Unlike a fruit crisp, of course, these crisps are savory. The tomatoes are lightly coated with olive oil before going into the ramekins and the topping is seasoned with garlic and Parmesan cheese. The topping is actually made with bread crumbs (or finely chopped bread cubes, if you want a more rustic look), which makes it extremely quick and easy to put together. The bread crumbs/cubes crisp up nicely in the oven. You can use any kind of sandwich bread, from white bread to whole wheat, or a more artisanal loaf, if that is what you have on hand.

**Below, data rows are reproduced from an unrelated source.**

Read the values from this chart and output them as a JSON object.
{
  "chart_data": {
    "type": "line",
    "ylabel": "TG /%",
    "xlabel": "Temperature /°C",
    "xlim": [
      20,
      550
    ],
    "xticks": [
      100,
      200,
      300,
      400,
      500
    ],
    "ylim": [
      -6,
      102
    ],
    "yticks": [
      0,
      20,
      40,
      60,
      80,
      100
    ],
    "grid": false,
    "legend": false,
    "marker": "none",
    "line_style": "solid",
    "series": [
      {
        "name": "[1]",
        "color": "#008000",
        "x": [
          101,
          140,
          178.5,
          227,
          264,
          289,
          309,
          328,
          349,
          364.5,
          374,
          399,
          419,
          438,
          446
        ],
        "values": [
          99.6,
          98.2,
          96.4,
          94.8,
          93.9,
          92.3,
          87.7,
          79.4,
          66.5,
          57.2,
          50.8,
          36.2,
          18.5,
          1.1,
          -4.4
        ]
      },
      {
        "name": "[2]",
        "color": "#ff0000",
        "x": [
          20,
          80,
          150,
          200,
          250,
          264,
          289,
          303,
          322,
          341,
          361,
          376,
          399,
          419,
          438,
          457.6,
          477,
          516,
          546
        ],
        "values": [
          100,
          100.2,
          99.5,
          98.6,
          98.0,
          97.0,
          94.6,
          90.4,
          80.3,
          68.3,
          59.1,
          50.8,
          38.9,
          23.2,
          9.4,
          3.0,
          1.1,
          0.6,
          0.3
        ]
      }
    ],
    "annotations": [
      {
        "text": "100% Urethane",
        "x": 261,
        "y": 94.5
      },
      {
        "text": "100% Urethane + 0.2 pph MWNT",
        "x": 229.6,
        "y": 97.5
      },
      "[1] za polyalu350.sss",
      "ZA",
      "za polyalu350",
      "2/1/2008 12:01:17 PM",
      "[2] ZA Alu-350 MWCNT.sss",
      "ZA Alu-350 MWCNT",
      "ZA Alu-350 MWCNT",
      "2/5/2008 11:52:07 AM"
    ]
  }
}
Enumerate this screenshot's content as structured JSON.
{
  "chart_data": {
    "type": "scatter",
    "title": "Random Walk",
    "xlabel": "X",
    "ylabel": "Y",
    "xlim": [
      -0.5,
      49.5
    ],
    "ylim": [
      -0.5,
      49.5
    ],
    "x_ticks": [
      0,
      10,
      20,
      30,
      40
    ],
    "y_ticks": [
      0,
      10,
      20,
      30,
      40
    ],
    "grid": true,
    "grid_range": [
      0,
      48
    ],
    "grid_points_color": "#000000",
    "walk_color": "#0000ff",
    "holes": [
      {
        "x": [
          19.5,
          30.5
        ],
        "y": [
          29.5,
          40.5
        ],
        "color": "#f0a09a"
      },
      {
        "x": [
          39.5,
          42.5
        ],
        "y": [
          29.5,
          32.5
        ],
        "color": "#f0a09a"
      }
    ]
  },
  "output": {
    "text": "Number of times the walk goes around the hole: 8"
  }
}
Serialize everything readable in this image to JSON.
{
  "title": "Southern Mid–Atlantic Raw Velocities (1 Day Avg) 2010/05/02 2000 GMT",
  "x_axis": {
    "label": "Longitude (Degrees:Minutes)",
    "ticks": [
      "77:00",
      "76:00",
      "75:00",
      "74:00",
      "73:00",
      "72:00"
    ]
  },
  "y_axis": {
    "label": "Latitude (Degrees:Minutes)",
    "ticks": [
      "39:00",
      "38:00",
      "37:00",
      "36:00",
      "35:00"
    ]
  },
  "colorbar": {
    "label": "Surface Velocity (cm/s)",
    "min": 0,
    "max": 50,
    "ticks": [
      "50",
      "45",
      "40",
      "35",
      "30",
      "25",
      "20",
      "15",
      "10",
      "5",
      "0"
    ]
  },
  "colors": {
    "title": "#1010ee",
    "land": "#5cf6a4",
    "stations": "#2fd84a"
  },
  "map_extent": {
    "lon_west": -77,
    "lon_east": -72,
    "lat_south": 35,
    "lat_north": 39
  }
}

As the name suggests, small cherry tomatoes are the best choice for this recipe. They fit nicely in the ramekins and the relatively short baking time is long enough for the tomatoes to become tender and sweet. Some of the tomatoes may burst while they bake, but most will hold their shape. If you don’t have small tomatoes on hand, you could use a slightly larger tomato (not sandwich-sized, however) and cut them in half, but keep in mind that they will release a lot more liquid during baking. They’ll still be tasty, but you’ll have a lot more juice to contend with! Serve these when they are still warm from the oven.
Individual Cherry Tomato Crisps
12-oz cherry tomatoes (approx 2 cups)
4 tbsp olive oil, divided
2 slices sandwich bread
1/4 cup Parmesan
1/2 tsp garlic powder
1/4 tsp salt
Preheat oven to 375F. Place 4 8-oz ramekins on a baking sheet.
In a medium bowl, toss together cherry tomatoes and 2 tbsp olive oil. Divide tomatoes evenly into ramekins (approx 1/2 cup per ramekin)
Finely chop bread into small cubes or whizz in a food processor until bread is turned into breadcrumbs. Place bread in a large bowl and toss with remaining olive oil, garlic powder, Parmesan cheese and salt.
Pack the bread crumb mixture on top of the tomato-filled ramekins.
Bake for 15-19 minutes, until bread is browned. Some tomatoes will burst, all will be tender. Allow to cool slightly before serving.